Your RDA of Irony

Name That Tune: No, It is Not the Versailles Bugaloo

Imagine that you are an unbearable French aristocrat whose coach recklessly runs over starving children. What music would you have on your coach’s CD player? This, of course:

 

 

Apparently, this was the only music in 18th France because it is the only music that you have ever heard in a film in that seething setting. You may have categorized the tune as “Minuet to the Guillotine” but it actually is part a string quartet by Luigi Boccherini.

Popular in his day (1743-1805), Boccherini was in demand as a court composer. If you couldn’t get Haydn or Mozart, you settled for Boccherini. At the time, there was no shame in being third best, and he had commissions and positions in Madrid, Paris and Berlin. He seems to have avoided Vienna, however; maybe Salieri was dangerous.

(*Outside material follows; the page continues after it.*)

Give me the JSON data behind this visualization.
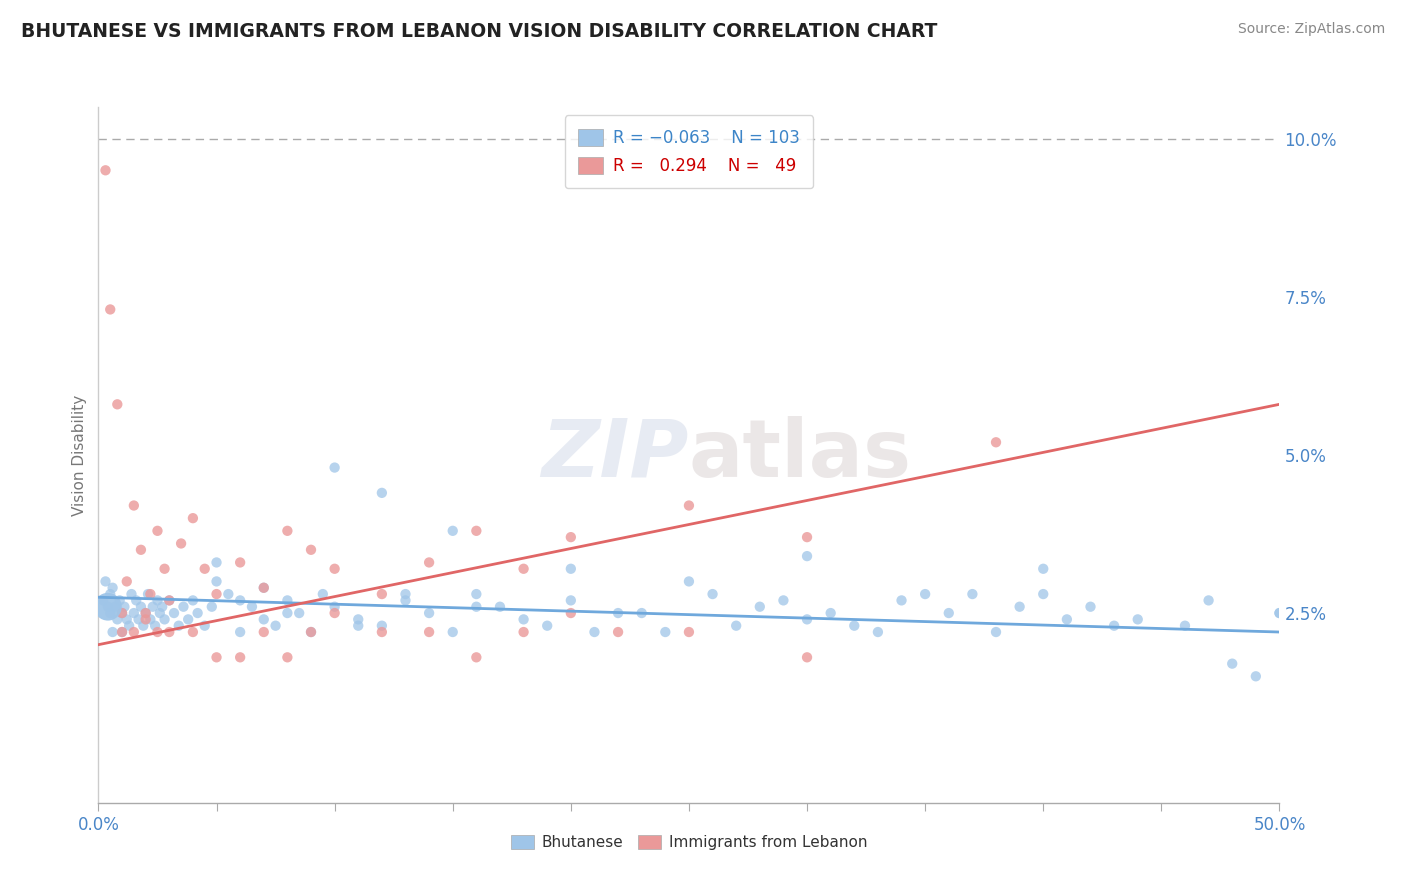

Unfortunately, posterity judged Boccherini unkindly. By the standards of the 19th century, he was dismissed as a second-rate Haydn. Yet, in another century and hemisphere, Boccherini–or at least three minutes of his work–enjoyed a tremendous revival. Louis B. Mayer would have offered him a contract, although certainly not for any requiem masses. Worse for the composer, he has been unable to collect any royalties for that ubiquitous minuet.

At least, we can offer him this solace: Happy Birthday Maestro.

  1. Rey Hinckley says:

    Just don’t play and sing “Happy Birthday” or you be required to pay royalties for a song that will never be in the public domain.

  2. Hal Gordon says:

    If I were an unbearable French aristocrat whose coach rolls over starving children, and if my coach had a CD player, it would probably be playing, “Another One Bites the Dust.”

  3. As a Jacobite loyalist, the estimable Mr. Gordon would be playing the Boccherini minuet on the bagpipes.